Vessel Name: BELITA 
Vessel ID: 500110680 
Vessel Type: Motor vessel 
Tonnage: 10,296 gross 
Owner: REIDAR ROD 
Built: 1965 
Date of Fate: 1987 
Type of Fate: Broken up 

Renamed CORAL-1974.

Heres info on Bernhard

Vessel Name: BERNHARD 
Vessel ID: 500110722 
Vessel Type: Motor vessel 
Tonnage: 10,863 gross 
Owner: REIDAR ROD 
Built: 1963 
Date of Fate: 1991 
Type of Fate: Broken up 

Renamed EXECUTIVE TRADER-1973, renamed SPLENDID BREEZE-1974, renamed RIGEL-1977, renamed BIJELA-1977, renamed MUO-1983, renamed SEA TRADITION-1984, renamed MARINE TRANSPORTER-1987.


----------



## Thamesphil (Jul 22, 2005)

I'm wondering if this company has any connection with Jan-Petter Roed. He ran the Norse Group out of Norway in the 1970s with a large fleet of tankers. However, the company collapsed due to new tankers being delivered into a poor market.

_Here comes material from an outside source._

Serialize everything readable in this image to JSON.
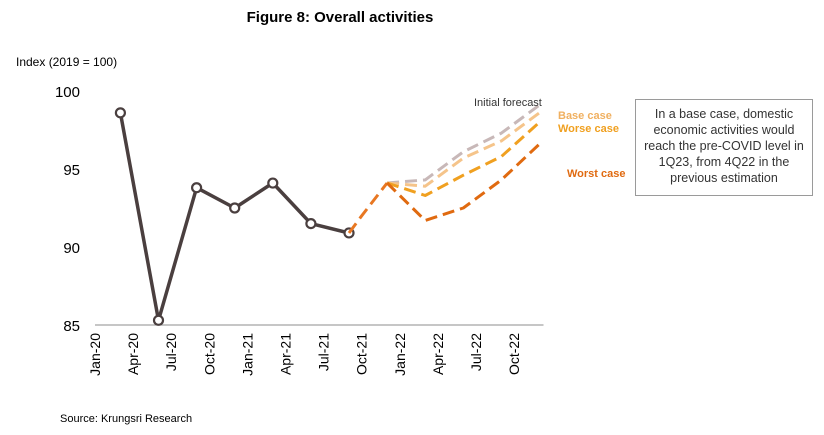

He is now in business in the U.K. operating under the name of Norse Management. They have a couple of aframax tankers plus a newbuilding programme involving a series of 1700 teu containerships.

Phil


----------



## Knut (Feb 22, 2006)

If you want to know just call him. His number is +47 33 392178.
Regards, Knut.


----------



## clydesiderman (Nov 28, 2004)

*Roed Line of Tonsberg, Norway*

Thanks for all the help. The Wilhelmsen suggestion seems quite plausible, and I'll try that avenue. Roed of Tonsberg had a number of sailing ships around 1890 to 1900 normally bringing wood from East Coast of USA to UK, usually to Glasgow. The company were not lucky, losing two large sailing ships in the Clyde within a few years of each other. around 1900. Thanks again.


----------



## clydesiderman (Nov 28, 2004)

*Information needed on "Texa" of Glasgow, sailing in 1897*

Does anyone have information on a small cargo steamer "Texa" of Glasgow which was trading in the Clyde area in 1897 ?
I know nothing else about her.
Thank you.


----------